Web developer Landon Fuller has since built the https://fix-macosx.com/ website which says that users of the newest Mac OS can ‘restore privacy' by disabling Spotlight Suggestions and Bing Web Searches under System Preferences > Spotlight > Search Results.

Users are also advised to un-check “Include Spotlight Suggestions” under Safari > Preferences > Search, as Apple's own browser is set by default to send a copy of all search queries back to the company. Spotlight is also believed to collect this data on iOS 8 – the mobile operating system for iPhones and iPads – although it isn't turned on by default.

The same website goes onto detail how researchers are now working to alert Apple on other as-yet-unreported privacy and security flaws.

“Spotlight isn't the only Mac OS X Yosemite feature that unnecessarily phones home; a myriad of system and user processes are sending data to Apple in a default configuration, and we want to fix those, too,” reads the web page.

As a result, the group behind the website has built Yosemite Phone Home – a collaborative project on Github to ‘identify additional data that is collected by Apple and other third parties.

“Mac OS X has always respected user privacy by default, and Mac OS X Yosemite should too. Since it doesn't, you can use the code to the left to disable the parts of Mac OS X which are invasive to your privacy.”

Forensics researcher Jonathan Zdziarski told SCMagazineUK.com that Apple has been transparent by disclosing the full details of the data collection in the ‘About spotlight privacy' button at the bottom of the page.

“Apple discloses that they sent your spotlight searches to them.
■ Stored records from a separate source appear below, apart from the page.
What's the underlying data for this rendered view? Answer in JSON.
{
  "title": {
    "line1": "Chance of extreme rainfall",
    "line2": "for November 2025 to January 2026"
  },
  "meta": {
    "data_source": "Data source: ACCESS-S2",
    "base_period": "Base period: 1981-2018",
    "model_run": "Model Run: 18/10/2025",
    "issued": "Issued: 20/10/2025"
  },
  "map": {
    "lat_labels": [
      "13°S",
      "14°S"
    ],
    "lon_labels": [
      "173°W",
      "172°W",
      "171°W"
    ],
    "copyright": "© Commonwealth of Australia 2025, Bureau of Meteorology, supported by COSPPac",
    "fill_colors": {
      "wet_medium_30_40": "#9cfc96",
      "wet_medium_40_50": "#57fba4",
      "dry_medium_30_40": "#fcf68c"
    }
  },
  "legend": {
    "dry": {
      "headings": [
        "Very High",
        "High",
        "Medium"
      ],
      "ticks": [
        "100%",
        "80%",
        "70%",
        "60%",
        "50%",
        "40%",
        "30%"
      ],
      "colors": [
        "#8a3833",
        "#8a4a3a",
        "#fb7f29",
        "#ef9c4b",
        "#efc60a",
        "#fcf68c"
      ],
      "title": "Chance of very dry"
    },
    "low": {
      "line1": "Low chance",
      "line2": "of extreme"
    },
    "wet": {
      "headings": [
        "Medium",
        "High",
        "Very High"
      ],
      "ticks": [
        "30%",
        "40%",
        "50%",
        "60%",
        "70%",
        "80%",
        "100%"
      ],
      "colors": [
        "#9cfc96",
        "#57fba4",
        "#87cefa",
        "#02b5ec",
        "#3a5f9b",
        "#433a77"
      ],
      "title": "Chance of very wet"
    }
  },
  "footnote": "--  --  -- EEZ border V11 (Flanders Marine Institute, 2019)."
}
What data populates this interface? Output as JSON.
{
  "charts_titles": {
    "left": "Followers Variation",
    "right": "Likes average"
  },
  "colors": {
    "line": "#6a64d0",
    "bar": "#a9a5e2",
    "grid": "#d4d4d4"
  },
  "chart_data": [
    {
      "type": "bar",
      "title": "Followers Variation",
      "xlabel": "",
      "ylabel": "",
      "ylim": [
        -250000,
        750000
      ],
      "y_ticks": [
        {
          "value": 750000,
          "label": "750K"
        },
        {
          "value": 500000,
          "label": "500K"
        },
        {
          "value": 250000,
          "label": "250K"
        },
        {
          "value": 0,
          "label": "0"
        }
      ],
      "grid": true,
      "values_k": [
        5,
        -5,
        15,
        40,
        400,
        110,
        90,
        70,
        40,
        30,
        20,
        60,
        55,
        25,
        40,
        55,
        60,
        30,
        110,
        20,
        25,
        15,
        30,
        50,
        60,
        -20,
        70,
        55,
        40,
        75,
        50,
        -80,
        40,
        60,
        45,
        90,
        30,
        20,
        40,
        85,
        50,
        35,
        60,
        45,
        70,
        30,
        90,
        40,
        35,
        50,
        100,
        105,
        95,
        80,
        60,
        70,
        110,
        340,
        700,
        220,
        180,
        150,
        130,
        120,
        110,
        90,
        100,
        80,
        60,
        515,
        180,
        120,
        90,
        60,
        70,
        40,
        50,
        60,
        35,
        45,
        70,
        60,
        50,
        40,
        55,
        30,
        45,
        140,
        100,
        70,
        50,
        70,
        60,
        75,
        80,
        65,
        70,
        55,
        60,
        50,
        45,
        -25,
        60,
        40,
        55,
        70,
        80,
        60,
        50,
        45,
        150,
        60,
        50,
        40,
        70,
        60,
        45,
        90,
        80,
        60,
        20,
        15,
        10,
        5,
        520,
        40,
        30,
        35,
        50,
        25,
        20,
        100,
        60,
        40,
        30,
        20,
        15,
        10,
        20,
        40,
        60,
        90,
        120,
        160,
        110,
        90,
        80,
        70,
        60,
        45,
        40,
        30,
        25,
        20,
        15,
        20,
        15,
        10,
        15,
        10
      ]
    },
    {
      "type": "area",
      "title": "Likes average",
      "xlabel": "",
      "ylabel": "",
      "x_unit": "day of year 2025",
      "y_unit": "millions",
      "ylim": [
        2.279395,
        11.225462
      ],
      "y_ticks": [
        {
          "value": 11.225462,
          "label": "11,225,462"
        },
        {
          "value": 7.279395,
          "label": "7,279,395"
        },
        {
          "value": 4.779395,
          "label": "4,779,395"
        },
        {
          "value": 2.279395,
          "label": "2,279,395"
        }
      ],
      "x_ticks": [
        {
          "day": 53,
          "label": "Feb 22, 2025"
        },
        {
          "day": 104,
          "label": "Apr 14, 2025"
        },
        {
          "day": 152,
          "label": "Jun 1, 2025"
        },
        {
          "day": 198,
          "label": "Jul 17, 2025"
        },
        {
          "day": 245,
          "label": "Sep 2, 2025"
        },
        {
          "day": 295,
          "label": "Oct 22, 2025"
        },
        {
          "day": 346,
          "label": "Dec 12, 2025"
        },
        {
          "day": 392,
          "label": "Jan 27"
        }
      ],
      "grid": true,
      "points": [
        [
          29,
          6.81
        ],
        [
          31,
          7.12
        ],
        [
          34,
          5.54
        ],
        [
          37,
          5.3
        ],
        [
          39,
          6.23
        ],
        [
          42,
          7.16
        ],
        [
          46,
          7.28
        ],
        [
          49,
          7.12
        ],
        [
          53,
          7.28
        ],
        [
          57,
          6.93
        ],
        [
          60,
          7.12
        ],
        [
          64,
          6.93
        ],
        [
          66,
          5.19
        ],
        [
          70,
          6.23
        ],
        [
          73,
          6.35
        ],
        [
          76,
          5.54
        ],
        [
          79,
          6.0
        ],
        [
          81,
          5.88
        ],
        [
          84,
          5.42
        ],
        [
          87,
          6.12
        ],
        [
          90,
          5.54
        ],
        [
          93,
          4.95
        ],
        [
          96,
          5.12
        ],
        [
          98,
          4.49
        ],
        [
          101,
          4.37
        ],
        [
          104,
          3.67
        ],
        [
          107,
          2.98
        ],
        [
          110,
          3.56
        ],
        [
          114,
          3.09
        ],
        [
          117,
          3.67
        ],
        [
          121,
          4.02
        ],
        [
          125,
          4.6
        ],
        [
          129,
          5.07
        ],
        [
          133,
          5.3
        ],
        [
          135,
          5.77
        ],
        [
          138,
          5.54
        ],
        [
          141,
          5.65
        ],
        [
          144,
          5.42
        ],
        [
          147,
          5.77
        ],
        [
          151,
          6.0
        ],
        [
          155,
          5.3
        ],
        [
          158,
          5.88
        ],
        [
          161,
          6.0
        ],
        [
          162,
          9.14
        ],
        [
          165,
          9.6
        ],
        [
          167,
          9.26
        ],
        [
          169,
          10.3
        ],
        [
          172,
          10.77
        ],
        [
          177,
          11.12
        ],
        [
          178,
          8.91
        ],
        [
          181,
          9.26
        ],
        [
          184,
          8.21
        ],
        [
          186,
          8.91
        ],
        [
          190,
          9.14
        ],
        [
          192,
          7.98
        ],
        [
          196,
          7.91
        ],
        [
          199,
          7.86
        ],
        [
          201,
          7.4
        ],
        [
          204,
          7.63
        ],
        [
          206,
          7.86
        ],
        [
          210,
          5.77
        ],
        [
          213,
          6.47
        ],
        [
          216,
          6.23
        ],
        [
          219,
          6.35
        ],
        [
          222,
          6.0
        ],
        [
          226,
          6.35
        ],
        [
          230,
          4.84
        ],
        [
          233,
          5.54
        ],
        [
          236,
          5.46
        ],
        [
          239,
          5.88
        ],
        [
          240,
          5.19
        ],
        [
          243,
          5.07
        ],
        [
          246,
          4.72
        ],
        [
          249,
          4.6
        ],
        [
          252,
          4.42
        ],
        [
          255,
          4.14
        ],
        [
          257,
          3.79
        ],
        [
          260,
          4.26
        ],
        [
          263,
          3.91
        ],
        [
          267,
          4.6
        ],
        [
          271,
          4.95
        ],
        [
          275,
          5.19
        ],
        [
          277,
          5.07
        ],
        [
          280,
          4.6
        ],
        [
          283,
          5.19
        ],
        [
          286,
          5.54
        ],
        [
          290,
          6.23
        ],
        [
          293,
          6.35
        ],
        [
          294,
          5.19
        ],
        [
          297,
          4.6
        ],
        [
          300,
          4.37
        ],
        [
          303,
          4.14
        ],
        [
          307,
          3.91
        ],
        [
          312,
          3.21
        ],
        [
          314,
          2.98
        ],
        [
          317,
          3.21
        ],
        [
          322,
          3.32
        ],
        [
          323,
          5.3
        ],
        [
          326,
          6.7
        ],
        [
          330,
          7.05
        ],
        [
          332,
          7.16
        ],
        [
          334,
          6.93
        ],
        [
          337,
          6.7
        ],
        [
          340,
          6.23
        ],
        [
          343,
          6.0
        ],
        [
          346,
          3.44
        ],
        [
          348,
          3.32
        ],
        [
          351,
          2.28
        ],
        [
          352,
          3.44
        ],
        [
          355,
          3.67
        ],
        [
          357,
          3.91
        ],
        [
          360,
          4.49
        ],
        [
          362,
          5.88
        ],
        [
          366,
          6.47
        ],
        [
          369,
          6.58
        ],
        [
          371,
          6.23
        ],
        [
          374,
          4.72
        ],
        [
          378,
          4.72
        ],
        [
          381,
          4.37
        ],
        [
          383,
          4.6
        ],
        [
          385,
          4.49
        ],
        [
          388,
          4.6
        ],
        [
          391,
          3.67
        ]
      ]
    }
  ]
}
You can also turn it off in Spotlight settings. I'm not sure it's news.”

“I really don't understand why people are bent out of shape. Apple did a good job disclosing it. I think it even pops up the first time.”

He later added on Twitter: “I wouldn't call going into Settings and un-checking a very visible box to be an "obscure setting". Especially when a disclosure pops up.”

Scott MacKenzie, CISO at cyber security solutions provider Logical Step, went onto tell SC that this news potentially undermines earlier good work from Apple when it introduced encryption by default on the Mac OS X.

“Many users and privacy campaigners, who had previously applauded Mac OS X for its use of encryption by default, saw Apple performing a U-turn when it comes to privacy, following this weekend's update to OS X Yosemite,” he said in an email.

“Under Yosemite, Spotlight by default sends all your search queries, suggestions and usage data to both Apple and more surprisingly forwards some of this to Bing.  

"Furthermore, if location services are enabled, then location information will also be sent to Apple in real time. Whilst you can disable these settings, because it is the default, most users will probably leave it enabled thus allowing Apple to track the majority of its users current locations and search habits in real time.”

Apple - which yesterday issued fixes for more than 40 vulnerabilities in the OS, including one to correct the Poodle flaw - has been praised for adopting more privacy and security-friendly features in Yosemite, such as default Filevault full disk encryption and the inclusion of the DuckDuckGo search engine, which doesn't send data to third parties.